L’influencer vive nei media

Il paradosso di questo mestiere è del tutto surreale. Gli influencer marketing più efficaci non masticano molto della materia e, sopratutto, non lo fanno per mestiere.

Generalmente si tende ad associare questo mestiere ai social media, che indubbiamente garantiscono un grande supporto in termini di diffusione, tuttavia è necessario parlare di media, in generale.
Molti sono i casi nei quali non risulta determinante, per il raggiungimento degli obbiettivi, il social media.

Generalmente, affermare un prodotto o un servizio richiede un piano che in prima battuta definisca i media su cui far atterrare il nostro messaggio, e non sempre è detto che la scelta includa il social media.

Al confine fra influencer e testimonial

Mi rendo conto che potrei venire crocifisso dalla comunità devota a questa disciplina, ma è oggettivo che l’influencer marketing è una figura che nasce con l’affermarsi dei primi media e quindi di personaggi che scalano i gradini della celebrità, alcuni ottenendo seguiti universali.
Era il marzo del 1966 e i Beatles erano all’apice del successo quando John Lennon, al London Evening Standard, disse “siamo più celebri di Gesù “.

Si può non essere d’accordo con Lennon, dal momento che il “Brand Gesù” continua a funzionare dopo 2000 anni, ma anche il baronetto di Liverpool ha sicuramente ben lavorato sul proprio brand, fondandolo sulla popolarità di cui godeva e utilizzandolo successivamente per la causa della pace planetaria.

È facilmente comprensibile che un simile stato di cose pone le basi per promuovere qualsiasi cosa con assolute possibilitá di successo, al di là del media che si intende utilizzare per raggiungere il pubblico.

Moltissimi altri esempi di Brand personali, più o meno curati, si sono avvicendanti nel tempo.
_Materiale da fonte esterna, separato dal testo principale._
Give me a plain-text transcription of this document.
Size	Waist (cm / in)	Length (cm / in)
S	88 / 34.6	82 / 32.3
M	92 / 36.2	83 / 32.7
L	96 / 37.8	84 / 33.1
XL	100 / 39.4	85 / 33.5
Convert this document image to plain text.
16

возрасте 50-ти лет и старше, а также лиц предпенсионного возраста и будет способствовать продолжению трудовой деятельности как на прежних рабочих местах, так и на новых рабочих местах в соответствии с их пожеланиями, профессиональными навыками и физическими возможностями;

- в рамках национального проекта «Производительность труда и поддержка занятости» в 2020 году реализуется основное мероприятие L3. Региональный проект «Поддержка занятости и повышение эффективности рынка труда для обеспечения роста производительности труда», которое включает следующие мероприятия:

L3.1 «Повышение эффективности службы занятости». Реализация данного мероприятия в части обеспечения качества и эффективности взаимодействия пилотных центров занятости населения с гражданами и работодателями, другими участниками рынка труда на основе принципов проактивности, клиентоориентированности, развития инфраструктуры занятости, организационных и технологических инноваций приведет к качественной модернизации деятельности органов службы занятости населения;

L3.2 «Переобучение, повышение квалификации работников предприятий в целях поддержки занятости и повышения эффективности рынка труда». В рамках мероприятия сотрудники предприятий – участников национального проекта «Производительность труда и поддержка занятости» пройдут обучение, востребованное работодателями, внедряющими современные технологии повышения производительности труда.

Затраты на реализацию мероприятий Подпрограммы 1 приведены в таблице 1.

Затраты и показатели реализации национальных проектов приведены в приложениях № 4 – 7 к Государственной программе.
Pensate a Gregory Peck e Audrey Hepburn in Vacanze Romane (1953), scorrazzano per le strade di Roma su una vespa piaggio che da li a breve sarebbe diventata il sogno della gioventù italiana e non solo.

Naturalmente stiamo parlando di Influencer globali che, per notorietà e credibilità,  possono puntare i loro consigli a più segmenti di mercato, anche diversi fra loro, basando la loro efficacia quasi esclusivamente sull’immagine ed il talento.

Influencer di settore : Quelli che devono farsi il mazzo…..

Molto più dura e complessa è la vita, la formazione e l’affermazione dell’Influencer di settore, che partendo da una minima notorietà, spesso fornita dalle performances accademiche, cercano di scalare il monte della notorietà sulle scale di corda dei social media, che in questo caso giocano un ruolo primario, sia nella costruzione del personal Brand , sia nell’esercizio di applicarne il valore.

Questo “modello” di influenzatore mediatico deve distinguersi per fattori molto diversi rispetto alle celebrità.
Naturalmente è imprescindibile da una preparazione cristallina e da una capacita di esercitare la propria azione con tutti i mezzi di cui dispone, fra questi il “verbo” diffuso attraverso tutti i media possibili, social in primis.

Chi sceglie di seguire questo percorso, lo fa con la consapevolezza che servirà un grande investimento di tempo e di idee, e che raggiunto il traguardo sarà ancora più difficile mantenere viva l’influencing action.

Ciò che conta, in fine, è il numero di persone disposte ad ascoltare ciò che diciamo, e ancora di più, quelle che si fideranno di ciò che abbiamo detto.

L’influencer è fatto di gentilezza, credibilità, competenza e determinazione.